Fainé será o primeiro a comparecer perante o Tribunal central de instrução número 5, num processo liderado pelo juiz José de la Mata, esta segunda-feira, dia em que intervirão também os representantes legais do CaixaBank e da holding Criteria, bem como o assessor presidencial, Alejandro García Bragado.
Amanhã, terça-feira, serão interrogados o ex-diretor geral de relações internacionais Antonio Massanell e o assessor Óscar Calderón, enquanto na quarta-feira será a vez de Gortázar e do então diretor da área regulatória, Juan Antonio Álvarez.
Segundo detalhou o juiz de la Mata, os testemunhos vão acontecer por videoconferência.
A queixa, apresentada por dois acionistas, foi admitida para tramitação em outubro de 2018, e investiga alegados crimes corporativos, abusos de mercado e administração desleal na compra do BPI.
O CaixaBank, que detinha uma participação minoritária no BPI desde 1995, fechou com sucesso a aquisição (ou takeover) do banco português em 2017 e passou a controlar 84,5% do seu capital, graças a um desembolso de 644,5 milhões euros.
A acusação aponta para que o CaixaBank tenha procedido a uma troca de ações com o Bank of East Asia (BEA) para poder entrar na participação do BPI, o que no final poderá ter causado um prejuízo de 687 milhões de euros, embora à data os administradores tenham reconhecido apenas um impacto negativo de 14 milhões.
Contudo, as contas anuais de 2017 incluem um prejuízo de 102 milhões de euros, efeito da “aquisição do banco BPI”.
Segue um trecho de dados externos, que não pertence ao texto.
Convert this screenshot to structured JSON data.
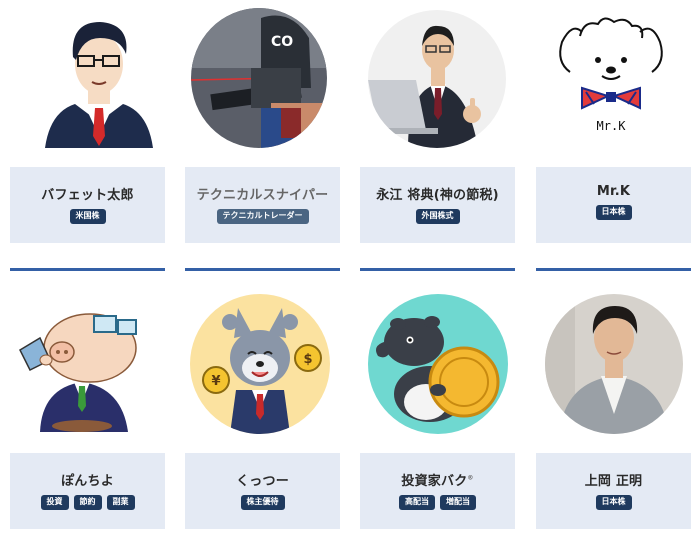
{
  "profiles": [
    {
      "name": "バフェット太郎",
      "tags": [
        "米国株"
      ],
      "avatar": "cartoon-businessman-glasses-red-tie",
      "muted": false
    },
    {
      "name": "テクニカルスナイパー",
      "tags": [
        "テクニカルトレーダー"
      ],
      "avatar": "sniper-with-rifle-photo",
      "muted": true
    },
    {
      "name": "永江 将典(神の節税)",
      "tags": [
        "外国株式"
      ],
      "avatar": "businessman-laptop-thumbs-up-photo",
      "muted": false
    },
    {
      "name": "Mr.K",
      "tags": [
        "日本株"
      ],
      "avatar": "dog-with-bowtie-illustration",
      "avatar_caption": "Mr.K",
      "muted": false
    },
    {
      "name": "ぽんちよ",
      "tags": [
        "投資",
        "節約",
        "副業"
      ],
      "avatar": "pig-with-glasses-laptop-illustration",
      "muted": false
    },
    {
      "name": "くっつー",
      "tags": [
        "株主優待"
      ],
      "avatar": "wolf-in-suit-with-coins-illustration",
      "muted": false
    },
    {
      "name": "投資家バク",
      "name_mark": "®",
      "tags": [
        "高配当",
        "増配当"
      ],
      "avatar": "tapir-with-gold-coin-illustration",
      "muted": false
    },
    {
      "name": "上岡 正明",
      "tags": [
        "日本株"
      ],
      "avatar": "man-in-grey-jacket-photo",
      "muted": false
    }
  ],
  "colors": {
    "card_bg": "#e4eaf4",
    "tag_bg": "#1f3a5e",
    "divider": "#3460a6"
  }
}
Os queixosos sustentam que o CaixaBank concedeu um empréstimo de 400 milhões de euros ao Banco de Fomento de Angola (BFA), para que Isabel dos Santos, filha do então Presidente daquele país e que controlava cerca de 10% do BPI, apoiasse a entrada da entidade catalã no banco português.
Depois dos réus, o juiz convocou os autores das auditorias incorporadas ao processo para homologar os seus trabalhos em juízo. Especificamente, na quinta-feira, 1 de outubro, será a vez dos responsáveis pelas auditorias da KPMG, fornecidas pelo CaixaBank.